[<prev] [next>] [<thread-prev] [thread-next>] [day] [month] [year] [list]
Message-ID: <CALvZod6Yk8QoZjbNkGE8-qeOD187Nu-+VwasoROGZs_UsMgbEQ@mail.gmail.com>
Date: Fri, 10 Jul 2020 07:12:22 -0700
From: Shakeel Butt <shakeelb@...gle.com>
To: Michal Hocko <mhocko@...nel.org>
Cc: Roman Gushchin <guro@...com>,
Andrew Morton <akpm@...ux-foundation.org>,
Johannes Weiner <hannes@...xchg.org>,
Linux MM <linux-mm@...ck.org>,
Kernel Team <kernel-team@...com>,
LKML <linux-kernel@...r.kernel.org>,
Domas Mituzas <domas@...com>, Tejun Heo <tj@...nel.org>,
Chris Down <chris@...isdown.name>
Subject: Re: [PATCH] mm: memcontrol: avoid workload stalls when lowering memory.high
On Fri, Jul 10, 2020 at 5:29 AM Michal Hocko <mhocko@...nel.org> wrote:
>
> On Thu 09-07-20 12:47:18, Roman Gushchin wrote:
> > Memory.high limit is implemented in a way such that the kernel
> > penalizes all threads which are allocating a memory over the limit.
> > Forcing all threads into the synchronous reclaim and adding some
> > artificial delays allows to slow down the memory consumption and
> > potentially give some time for userspace oom handlers/resource control
> > agents to react.
> >
> > It works nicely if the memory usage is hitting the limit from below,
> > however it works sub-optimal if a user adjusts memory.high to a value
> > way below the current memory usage. It basically forces all workload
> > threads (doing any memory allocations) into the synchronous reclaim
> > and sleep. This makes the workload completely unresponsive for
> > a long period of time and can also lead to a system-wide contention on
> > lru locks. It can happen even if the workload is not actually tight on
> > memory and has, for example, a ton of cold pagecache.
> >
> > In the current implementation writing to memory.high causes an atomic
> > update of page counter's high value followed by an attempt to reclaim
> > enough memory to fit into the new limit. To fix the problem described
> > above, all we need is to change the order of execution: try to push
> > the memory usage under the limit first, and only then set the new
> > high limit.
>
> Shakeel would this help with your pro-active reclaim usecase? It would
> require to reset the high limit right after the reclaim returns which is
> quite ugly but it would at least not require a completely new interface.
> You would simply do
> high = current - to_reclaim
> echo $high > memory.high
> echo infinity > memory.high # To prevent direct reclaim
> # allocation stalls
>
This will reduce the chance of stalls but the interface is still
non-delegatable i.e. applications can not change their own memory.high
for the use-cases like application controlled proactive reclaim and
uswapd.
One more ugly fix would be to add one more layer of cgroup and the
application use memory.high of that layer to fulfill such use-cases.

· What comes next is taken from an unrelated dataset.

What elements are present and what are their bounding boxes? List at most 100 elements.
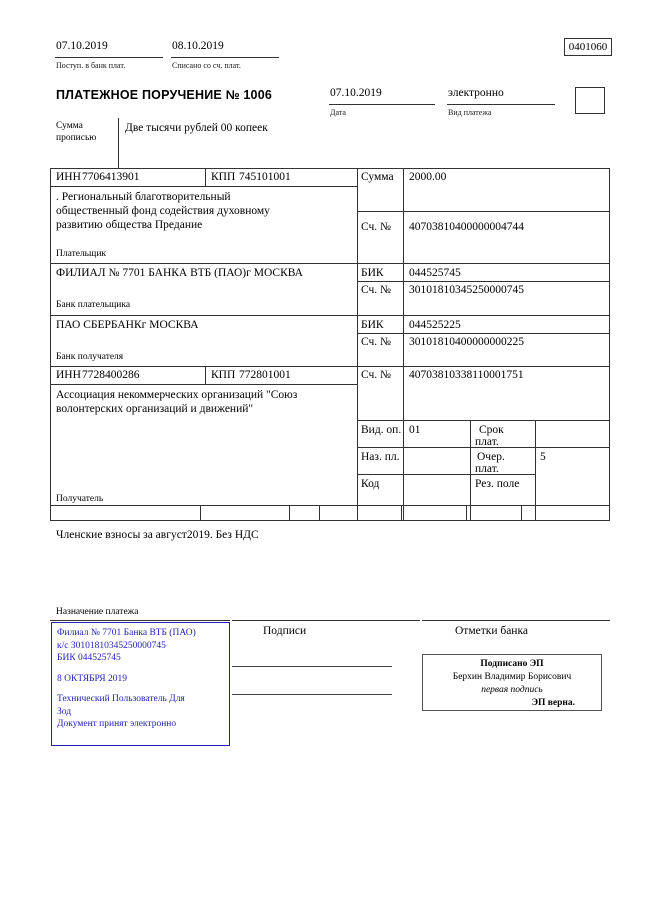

I think providing a new interface would allow us to have a much
cleaner solution than to settle on a bunch of ugly hacks.
> The primary reason to set the high limit in advance was to catch
> potential runaways more effectively because they would just get
> throttled while memory_high_write is reclaiming. With this change
> the reclaim here might be just playing never ending catch up. On the
> plus side a break out from the reclaim loop would just enforce the limit
> so if the operation takes too long then the reclaim burden will move
> over to consumers eventually. So I do not see any real danger.
>
> > Signed-off-by: Roman Gushchin <guro@...com>
> > Reported-by: Domas Mituzas <domas@...com>
> > Cc: Johannes Weiner <hannes@...xchg.org>
> > Cc: Michal Hocko <mhocko@...nel.org>
> > Cc: Tejun Heo <tj@...nel.org>
> > Cc: Shakeel Butt <shakeelb@...gle.com>
> > Cc: Chris Down <chris@...isdown.name>
>
> Acked-by: Michal Hocko <mhocko@...e.com>
>
This patch seems reasonable on its own.